Tuesday, November 18, 2008

Dual core/processors

Everyone wants dual core and many don't even know what the hell it is other than 2 is always better than one.

Dual core is similar to having two processors or what they call dual processors, duh. The most common misconception with dual core/processors is that it equals twice the speed. In reality 2Ghz dual core or dual processors does not equal 4Ghz. That is not how it works.

Let's use the analogy of a car. A car's top speed usually depends on its engine capacity. The higher the engine capacity, the more likely its top speed increases. When it can travel faster, it can reach a destination faster too. This is why a processor keeps increasing in speed as well. The faster it is, the faster it can complete its task too.

Having dual core/processors is not like having the engine overhauled with twice the engine capacity. In fact what you get is two of the exact same cars. How does it helps in completing a task faster?

Say there are 10 of you planning to go somewhere. If you have only one car, only 5 person can travel at one time. If the journey takes 30mins, then the total time taken will be 60mins for all 10 to reach the destination (exlude the time taken for the car to travel back to pick up the other 5). Now if you have 2 cars, all 10 people can travel at the same time and hence reach the destination in 30mins. That is half the time taken as compared to if you only have one car. If you translate that passenger load into tasks a processor has to compute, then it means a dual core/processor equipped computer will take half the time to finish a task as compared to a single core/processor computer.

So sounds good doesn't it? However, there are few things you have to take note of.

Your operating system and applications must be dual core/processor aware to take advantage. That means it must know that there are two processors it can use. If they are not, then they can only detect one processor and the other one will not be used at all. When that happens, you are better off with one processor instead. This is the same as having 10 people with 2 cars but none of them realised they have a second car that they can use.

Also, dual core/processors will only be effective when the load requires more than 1 processor. In the example of the car, even if there are 2 cars but only 5 people, then effectively one of the two car is useless as only one car is required.

Now, not to confuse you but although I did mentioned that it is pointless if your applications cannot make use of dual core/processors, it still have its advantages as long as your operating system does. Having dual core/processors with an operating system that is aware of its existance means that your operating system no longer need to fight with your applications for resources.
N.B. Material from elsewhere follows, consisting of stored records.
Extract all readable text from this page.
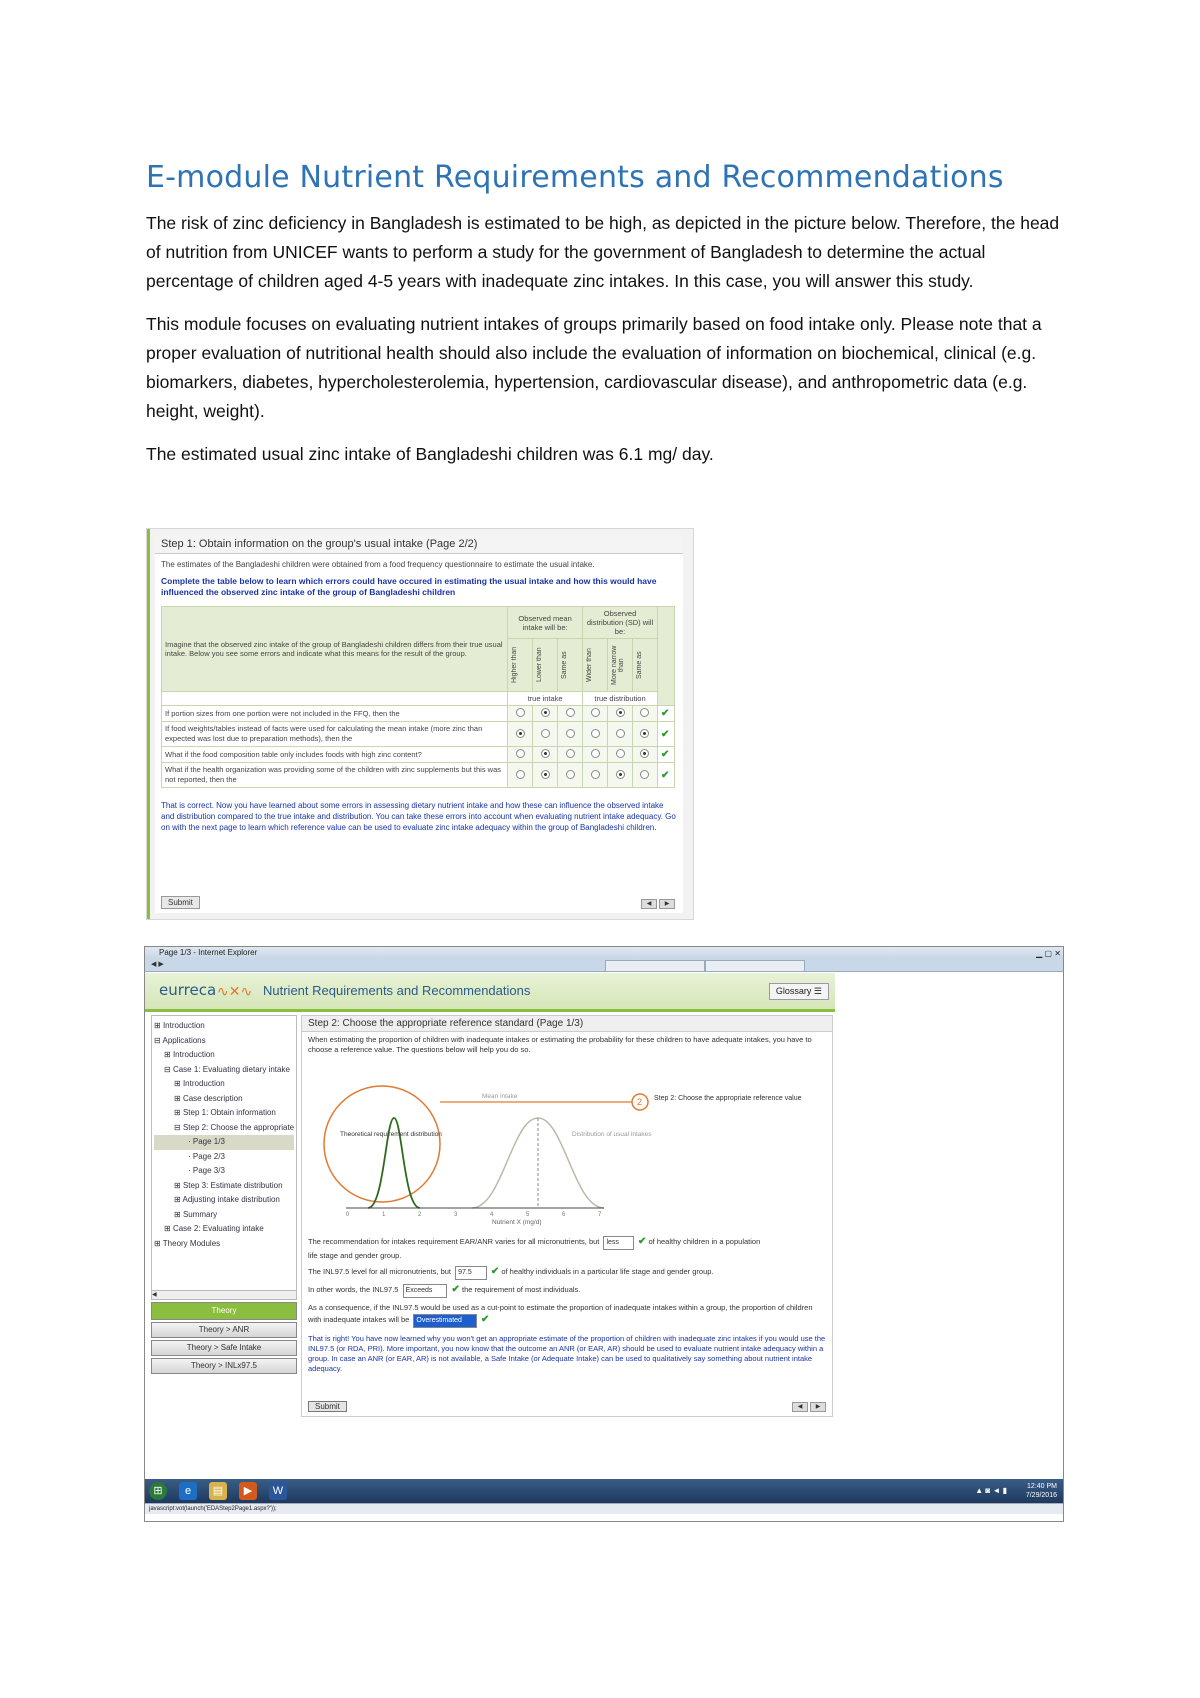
E-module Nutrient Requirements and Recommendations

The risk of zinc deficiency in Bangladesh is estimated to be high, as depicted in the picture below. Therefore, the head of nutrition from UNICEF wants to perform a study for the government of Bangladesh to determine the actual percentage of children aged 4-5 years with inadequate zinc intakes. In this case, you will answer this study.

This module focuses on evaluating nutrient intakes of groups primarily based on food intake only. Please note that a proper evaluation of nutritional health should also include the evaluation of information on biochemical, clinical (e.g. biomarkers, diabetes, hypercholesterolemia, hypertension, cardiovascular disease), and anthropometric data (e.g. height, weight).

The estimated usual zinc intake of Bangladeshi children was 6.1 mg/ day.

Step 1: Obtain information on the group's usual intake (Page 2/2)
The estimates of the Bangladeshi children were obtained from a food frequency questionnaire to estimate the usual intake.
Complete the table below to learn which errors could have occured in estimating the usual intake and how this would have influenced the observed zinc intake of the group of Bangladeshi children
Imagine that the observed zinc intake of the group of Bangladeshi children differs from their true usual intake. Below you see some errors and indicate what this means for the result of the group.	Observed mean intake will be:			Observed distribution (SD) will be:			

	Higher than	Lower than	Same as	Wider than	More narrow than	Same as	

	true intake			true distribution			
If portion sizes from one portion were not included in the FFQ, then the							✔
If food weights/tables instead of facts were used for calculating the mean intake (more zinc than expected was lost due to preparation methods), then the							✔
What if the food composition table only includes foods with high zinc content?							✔
What if the health organization was providing some of the children with zinc supplements but this was not reported, then the							✔
That is correct. Now you have learned about some errors in assessing dietary nutrient intake and how these can influence the observed intake and distribution compared to the true intake and distribution. You can take these errors into account when evaluating nutrient intake adequacy. Go on with the next page to learn which reference value can be used to evaluate zinc intake adequacy within the group of Bangladeshi children.
Submit	◀ ▶
Page 1/3 - Internet Explorer	▁ ▢ ✕
◀ ▶
eurreca ∿✕∿ Nutrient Requirements and Recommendations	Glossary ☰
⊞ Introduction
⊟ Applications
⊞ Introduction
⊟ Case 1: Evaluating dietary intake
⊞ Introduction
⊞ Case description
⊞ Step 1: Obtain information
⊟ Step 2: Choose the appropriate
· Page 1/3
· Page 2/3
· Page 3/3
⊞ Step 3: Estimate distribution
⊞ Adjusting intake distribution
⊞ Summary
⊞ Case 2: Evaluating intake
⊞ Theory Modules
◀
Theory
Theory > ANR
Theory > Safe Intake
Theory > INLx97.5
Step 2: Choose the appropriate reference standard (Page 1/3)
When estimating the proportion of children with inadequate intakes or estimating the probability for these children to have adequate intakes, you have to choose a reference value. The questions below will help you do so.
2 Step 2: Choose the appropriate reference value
Mean intake
Theoretical requirement distribution	Distribution of usual intakes
Nutrient X (mg/d)
0	1	2	3	4	5	6	7
The recommendation for intakes requirement EAR/ANR varies for all micronutrients, but less ✔ of healthy children in a population
life stage and gender group.
The INL97.5 level for all micronutrients, but 97.5 ✔ of healthy individuals in a particular life stage and gender group.
In other words, the INL97.5 Exceeds ✔ the requirement of most individuals.
As a consequence, if the INL97.5 would be used as a cut-point to estimate the proportion of inadequate intakes within a group, the proportion of children with inadequate intakes will be Overestimated ✔
That is right! You have now learned why you won't get an appropriate estimate of the proportion of children with inadequate zinc intakes if you would use the INL97.5 (or RDA, PRI). More important, you now know that the outcome an ANR (or EAR, AR) should be used to evaluate nutrient intake adequacy within a group. In case an ANR (or EAR, AR) is not available, a Safe Intake (or Adequate Intake) can be used to qualitatively say something about nutrient intake adequacy.
Submit	◀ ▶
⊞	e	▤	▶	W	▲ ◙ ◄ ▮	12:40 PM
7/29/2016
javascript:vot(launch('EDAStep2Page1.aspx?'));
In single core/processor system, if an application sucks up all the resources a processor has, your operating system is left breathless and that is how systems hangs or slows down. An application runs on top of the operating system. If the operating system is dying, how can the application run? In a dual core/processor system, an application can suck up all the resources on one core/processor and the operating system can rely on the other to stay alive.

So yes it does speed things up (depending on the scenario above) but no, it is not all the time.